In the early 1970s, Libya, led by Moammar Gadhafi, became the first country to introduce Islamic criminal penalties outside of Saudi Arabia; Pakistan and Iran followed suit in 1979. Throughout the past three decades, the number of countries applying harsh interpretations of Islamic law has expanded.

“One thing I realized when traveling around the Muslim world is how closely these hard-line interpretations of Islamic law are associated with political consternation and turmoil,” he says. “There isn’t a country anywhere in the Muslim world which has been applying Muslim laws continuously for hundreds of years and which is drawing on genuine tradition. It’s a revival of supposed traditions, which don’t really pay much heed to history at all.”

Kadri addresses the hard-liners in the prologue to Heaven on Earth, which starts with a disclaimer: “Lest it be necessary to say so — and it probably is,” he writes, “[this book] does not intend at any point to challenge the sacred stature of the Prophet Muhammad, the self-evident appeal of Islam, or the almightiness of God.”

Kadri says he wanted to make it clear that his book was not out to offend.
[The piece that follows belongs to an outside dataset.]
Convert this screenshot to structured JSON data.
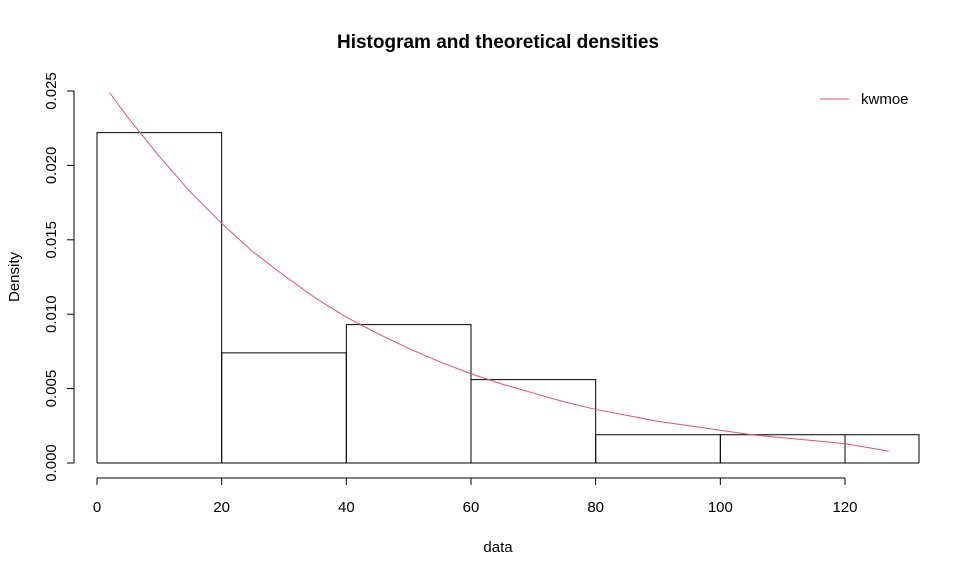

“It’s a disclaimer to the extent that I’m pointing out what I’m not contesting,” he says. “I’m not arguing the fundamentals of Islam. What I’m arguing about is the interpretation that’s been put on those fundamentals over the last 1,400 years. And what I’m arguing about is the interpretations of Islamic law that are being presented as sacred by hard-liners. And that, I think, should be a proper subject to debate.”